Establishment and characterization of six canine hepatocellular carcinoma cell lines (Transcriptional changes induced by drug treatment with toceranib or sorafenib)

Hepatocellular carcinoma (HCC) is the most common malignant liver tumor in dogs. Although surgical resection is a major treatment option for canine HCC, there are no distinct strategies for unresectable tumor subtypes or adjuvant chemotherapy for tumors with positive margins. We aimed to establish and characterize novel HCC cell lines from canine patients. The cellular morphology, general growth features and tumorigenicity of the established cell lines were evaluated. We also examined the sensitivity of the cell lines to multi-target tyrosine kinase inhibitors (TKIs). Toceranib, a veterinary TKI that targets vascular endothelial growth factor (VEGFR)/platelet-derived growth factor receptor (PDGFR)/c-kit, effectively inhibited the mitogen-activated protein kinase pathway and induced apoptosis. The established canine HCC cell lines showed greater sensitivity to toceranib than to sorafenib, a first-line treatment for human HCC targeting RAF/VEGFR/PDGFR. Sorafenib showed improved anti-tumor effects when co-treated with SCH772984, an extracellular signal-regulated kinase inhibitor. Our study suggests new therapeutic strategies for canine HCC, and these cell lines are valuable research materials for understanding HCC tumor biology in both humans and dogs. We established canine HCC cell lines from hepatic tumors of six canine patients.To investigate the transcriptional changes induced by drug treatment in the cell lines, the cells were treated with toceranib (15μM) or sorefenib (30μM) for 24hrs. The cells treated with vehicle (sorafenib-DMSO, toceranib-DPBS) were used as control. Gene Ontology Biological Processes (GO-BP) enrichment analysis was performed using data obtained from RNA-seq of 4 different cell lines.

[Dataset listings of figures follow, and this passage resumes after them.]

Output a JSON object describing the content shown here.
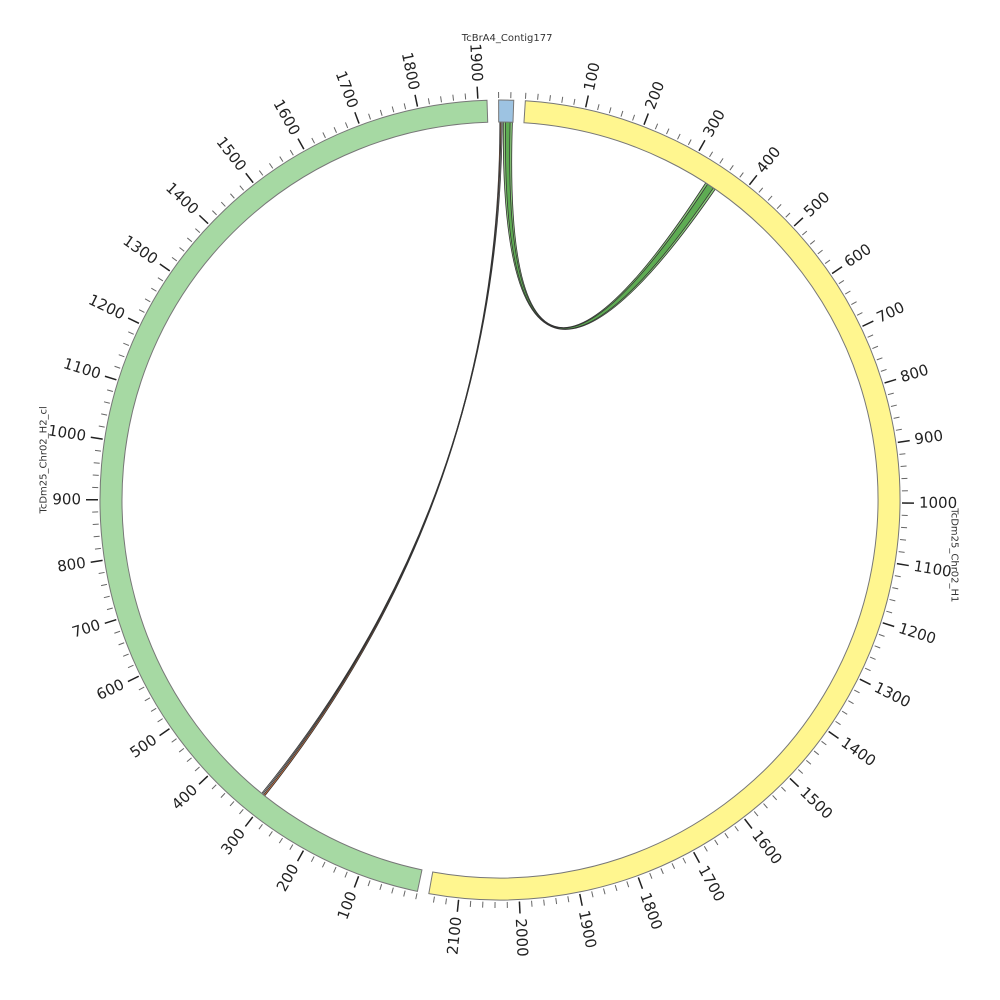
{
  "chart_data": {
    "type": "chord",
    "minor_tick_interval": 20,
    "segments": [
      {
        "name": "TcBrA4_Contig177",
        "length": 25,
        "color": "#9dc3e2",
        "ticks": []
      },
      {
        "name": "TcDm25_Chr02_H1",
        "length": 2150,
        "color": "#fff68f",
        "ticks": [
          100,
          200,
          300,
          400,
          500,
          600,
          700,
          800,
          900,
          1000,
          1100,
          1200,
          1300,
          1400,
          1500,
          1600,
          1700,
          1800,
          1900,
          2000,
          2100
        ]
      },
      {
        "name": "TcDm25_Chr02_H2_cl",
        "length": 1915,
        "color": "#a6d9a3",
        "ticks": [
          100,
          200,
          300,
          400,
          500,
          600,
          700,
          800,
          900,
          1000,
          1100,
          1200,
          1300,
          1400,
          1500,
          1600,
          1700,
          1800,
          1900
        ]
      }
    ],
    "links": [
      {
        "source": 0,
        "source_start": 8,
        "source_end": 24,
        "target": 1,
        "target_start": 338,
        "target_end": 358,
        "color": "#7cc46a"
      },
      {
        "source": 0,
        "source_start": 12,
        "source_end": 20,
        "target": 1,
        "target_start": 342,
        "target_end": 354,
        "color": "#5aa84f"
      },
      {
        "source": 0,
        "source_start": 2,
        "source_end": 4,
        "target": 2,
        "target_start": 306,
        "target_end": 309,
        "color": "#c8642e"
      },
      {
        "source": 0,
        "source_start": 4,
        "source_end": 6,
        "target": 2,
        "target_start": 311,
        "target_end": 313,
        "color": "#f0f0f0"
      }
    ]
  }
}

肝细胞癌（Hepatocellular carcinoma，HCC）是犬类最常见的肝脏恶性肿瘤。尽管手术切除是犬类HCC的主要治疗手段，但针对不可切除的肿瘤亚型或切缘阳性肿瘤的辅助化疗尚无明确方案。 本研究旨在从犬类患者体内建立并鉴定新型HCC细胞系，并对所建立细胞系的细胞形态、基本生长特性及致瘤性进行评估。 本研究同时检测了这些细胞系对多靶点酪氨酸激酶抑制剂（multi-target tyrosine kinase inhibitors，TKIs）的敏感性。 托塞拉尼布（Toceranib）是一款靶向血管内皮生长因子受体（Vascular Endothelial Growth Factor Receptor，VEGFR）、血小板衍生生长因子受体（Platelet-derived Growth Factor Receptor，PDGFR）及c-kit的兽用TKIs，可有效抑制丝裂原活化蛋白激酶通路并诱导细胞凋亡。 所建立的犬类HCC细胞系对托塞拉尼布的敏感性高于索拉非尼（sorafenib）；索拉非尼是人类HCC的一线治疗药物，靶向RAF、VEGFR及PDGFR。 当与细胞外信号调节激酶抑制剂SCH772984联合给药时，索拉非尼的抗肿瘤效果得到增强。 本研究为犬类HCC提供了全新的治疗思路，且这些细胞系可为研究人类与犬类的HCC肿瘤生物学特性提供极具价值的实验材料。 本研究从6例犬类患者的肝脏肿瘤中成功建立了犬类HCC细胞系。 为探究药物处理后细胞系的转录组变化，本研究将细胞分别用15μM托塞拉尼布或30μM索拉非尼处理24小时。 以经溶媒处理的细胞（分别为索拉非尼所用溶媒二甲基亚砜DMSO、托塞拉尼布所用溶媒DPBS）作为对照组。 本研究基于4株不同细胞系的RNA测序（RNA-seq）数据，开展了基因本体论生物学过程（Gene Ontology Biological Processes，GO-BP）富集分析。